A short while later, this pilot’s aircraft was heavily damaged by ground fire (other sources claim it was an aerial dogfight), forcing him to land behind enemy lines and allowing him to be captured by the Germans. The Germans confiscated the personal belongings from his pockets, but they didn’t catch the leather pouch around his neck. On his way to a permanent prisoner of war facility, he was held overnight in a small German-held French village near the front. During the night, the town was bombarded by the British, creating enough confusion to allow the pilot to escape.
The pilot avoided German patrols by donning civilian attire, but all of his identification had been confiscated so he had no way to prove his identity. With great difficulty, he crept across no-man’s land and made contact with a French patrol. Unfortunately for him, the French had been on the lookout for German saboteurs dressed as civilians.
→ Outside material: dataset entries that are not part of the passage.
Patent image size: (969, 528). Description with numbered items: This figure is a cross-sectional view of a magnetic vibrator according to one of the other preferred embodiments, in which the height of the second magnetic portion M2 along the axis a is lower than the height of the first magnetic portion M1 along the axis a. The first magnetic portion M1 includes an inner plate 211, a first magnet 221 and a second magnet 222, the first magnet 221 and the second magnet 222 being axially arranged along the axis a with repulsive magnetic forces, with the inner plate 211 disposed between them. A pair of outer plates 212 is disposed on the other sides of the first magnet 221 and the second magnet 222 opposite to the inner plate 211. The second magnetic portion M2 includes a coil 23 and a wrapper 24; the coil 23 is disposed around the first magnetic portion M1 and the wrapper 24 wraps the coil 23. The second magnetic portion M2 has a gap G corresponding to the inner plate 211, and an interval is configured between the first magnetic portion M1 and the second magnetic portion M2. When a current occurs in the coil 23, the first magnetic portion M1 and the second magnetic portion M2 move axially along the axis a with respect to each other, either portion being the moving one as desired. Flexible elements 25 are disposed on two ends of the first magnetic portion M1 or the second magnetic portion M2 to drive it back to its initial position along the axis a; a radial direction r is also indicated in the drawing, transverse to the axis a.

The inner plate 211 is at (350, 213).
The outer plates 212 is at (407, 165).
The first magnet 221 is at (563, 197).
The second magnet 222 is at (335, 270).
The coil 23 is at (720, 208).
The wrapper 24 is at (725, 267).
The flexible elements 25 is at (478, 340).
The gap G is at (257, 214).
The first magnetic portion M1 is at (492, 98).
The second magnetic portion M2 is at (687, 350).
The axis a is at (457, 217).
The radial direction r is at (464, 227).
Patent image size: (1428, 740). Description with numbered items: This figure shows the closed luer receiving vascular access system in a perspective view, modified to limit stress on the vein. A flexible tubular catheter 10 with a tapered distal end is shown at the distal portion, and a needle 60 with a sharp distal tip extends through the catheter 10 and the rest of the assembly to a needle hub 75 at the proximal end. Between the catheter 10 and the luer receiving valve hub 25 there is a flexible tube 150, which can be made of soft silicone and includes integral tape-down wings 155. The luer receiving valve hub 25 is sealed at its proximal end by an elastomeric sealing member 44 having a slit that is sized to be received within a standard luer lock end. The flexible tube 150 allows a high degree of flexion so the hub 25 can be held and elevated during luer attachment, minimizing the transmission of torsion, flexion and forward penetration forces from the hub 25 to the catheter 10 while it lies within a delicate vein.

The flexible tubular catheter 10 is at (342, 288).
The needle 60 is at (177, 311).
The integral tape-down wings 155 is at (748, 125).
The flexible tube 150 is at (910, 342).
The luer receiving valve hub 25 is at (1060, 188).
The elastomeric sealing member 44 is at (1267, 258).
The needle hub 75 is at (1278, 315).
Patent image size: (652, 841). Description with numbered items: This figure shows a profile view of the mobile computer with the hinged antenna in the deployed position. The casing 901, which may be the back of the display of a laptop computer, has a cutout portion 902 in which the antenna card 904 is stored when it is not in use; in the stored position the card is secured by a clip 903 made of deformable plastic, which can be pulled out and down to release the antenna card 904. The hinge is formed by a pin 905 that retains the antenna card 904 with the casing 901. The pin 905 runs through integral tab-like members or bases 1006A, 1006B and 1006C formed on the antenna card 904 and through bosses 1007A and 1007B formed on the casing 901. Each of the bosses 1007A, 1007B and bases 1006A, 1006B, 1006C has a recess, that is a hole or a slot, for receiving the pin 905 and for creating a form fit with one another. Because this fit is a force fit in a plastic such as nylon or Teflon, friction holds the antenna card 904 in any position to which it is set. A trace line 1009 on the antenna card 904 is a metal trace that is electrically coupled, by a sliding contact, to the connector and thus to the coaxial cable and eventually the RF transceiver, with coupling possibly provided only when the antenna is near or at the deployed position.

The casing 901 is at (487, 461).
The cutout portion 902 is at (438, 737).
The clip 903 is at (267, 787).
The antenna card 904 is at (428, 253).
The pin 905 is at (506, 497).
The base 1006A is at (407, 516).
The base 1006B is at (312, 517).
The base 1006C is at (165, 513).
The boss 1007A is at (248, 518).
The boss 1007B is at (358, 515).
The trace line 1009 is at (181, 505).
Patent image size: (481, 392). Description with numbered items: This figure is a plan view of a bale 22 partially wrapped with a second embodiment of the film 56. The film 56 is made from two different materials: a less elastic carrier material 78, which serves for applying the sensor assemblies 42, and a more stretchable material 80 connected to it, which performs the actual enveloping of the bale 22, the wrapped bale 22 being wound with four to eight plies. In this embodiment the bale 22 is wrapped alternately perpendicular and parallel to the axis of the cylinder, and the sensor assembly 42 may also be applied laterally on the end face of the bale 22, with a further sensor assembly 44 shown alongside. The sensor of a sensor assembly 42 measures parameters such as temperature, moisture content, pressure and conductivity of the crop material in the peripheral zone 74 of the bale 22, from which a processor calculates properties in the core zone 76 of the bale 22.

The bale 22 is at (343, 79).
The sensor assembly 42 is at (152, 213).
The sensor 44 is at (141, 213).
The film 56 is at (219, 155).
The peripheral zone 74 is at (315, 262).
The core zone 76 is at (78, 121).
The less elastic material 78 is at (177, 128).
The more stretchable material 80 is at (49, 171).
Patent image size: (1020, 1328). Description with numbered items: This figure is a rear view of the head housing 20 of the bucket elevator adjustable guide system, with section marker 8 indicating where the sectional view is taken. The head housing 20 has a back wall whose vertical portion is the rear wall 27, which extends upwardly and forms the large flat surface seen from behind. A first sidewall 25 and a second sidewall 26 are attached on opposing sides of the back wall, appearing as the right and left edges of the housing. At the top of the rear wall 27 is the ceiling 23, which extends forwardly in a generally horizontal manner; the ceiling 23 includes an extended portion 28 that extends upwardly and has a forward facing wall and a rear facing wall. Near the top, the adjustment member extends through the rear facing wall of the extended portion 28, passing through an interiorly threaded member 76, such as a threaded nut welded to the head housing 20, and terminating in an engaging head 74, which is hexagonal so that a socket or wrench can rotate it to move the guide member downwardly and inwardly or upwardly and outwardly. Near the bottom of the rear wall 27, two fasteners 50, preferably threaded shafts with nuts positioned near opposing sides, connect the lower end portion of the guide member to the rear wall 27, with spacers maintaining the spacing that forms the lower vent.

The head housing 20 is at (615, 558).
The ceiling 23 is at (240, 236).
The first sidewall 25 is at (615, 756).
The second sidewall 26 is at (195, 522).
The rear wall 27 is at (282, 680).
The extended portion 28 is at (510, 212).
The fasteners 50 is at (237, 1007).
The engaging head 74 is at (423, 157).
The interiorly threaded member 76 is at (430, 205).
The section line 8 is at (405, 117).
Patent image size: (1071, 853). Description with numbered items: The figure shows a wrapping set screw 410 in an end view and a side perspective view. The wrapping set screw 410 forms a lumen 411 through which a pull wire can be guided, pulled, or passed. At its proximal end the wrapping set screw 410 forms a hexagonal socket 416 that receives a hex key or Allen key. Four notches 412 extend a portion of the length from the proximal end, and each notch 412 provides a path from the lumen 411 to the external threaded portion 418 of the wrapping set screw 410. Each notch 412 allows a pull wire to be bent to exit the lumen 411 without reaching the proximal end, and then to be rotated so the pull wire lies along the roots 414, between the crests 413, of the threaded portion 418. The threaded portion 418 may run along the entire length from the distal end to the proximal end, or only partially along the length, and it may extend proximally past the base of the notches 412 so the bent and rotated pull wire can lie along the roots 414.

The French mistook the American pilot for a German saboteur and immediately prepared to execute him.
Desperate to prove his allegiance and without any identification, the pilot pulled out the coin from his leather pouch and showed it to his French captors. One of the Frenchmen recognized the unit insignia on the coin and delayed the execution long enough to confirm the pilot’s identity.
Once the pilot safely returned to his squadron, it became a tradition for all members to carry their coin at all times. To ensure compliance, the pilots would challenge each other to produce the coin. If the challenged couldn’t produce the coin, he was required to buy a drink of choice for the challenger; if the challenged could produce the coin, the challenger would purchase the drink.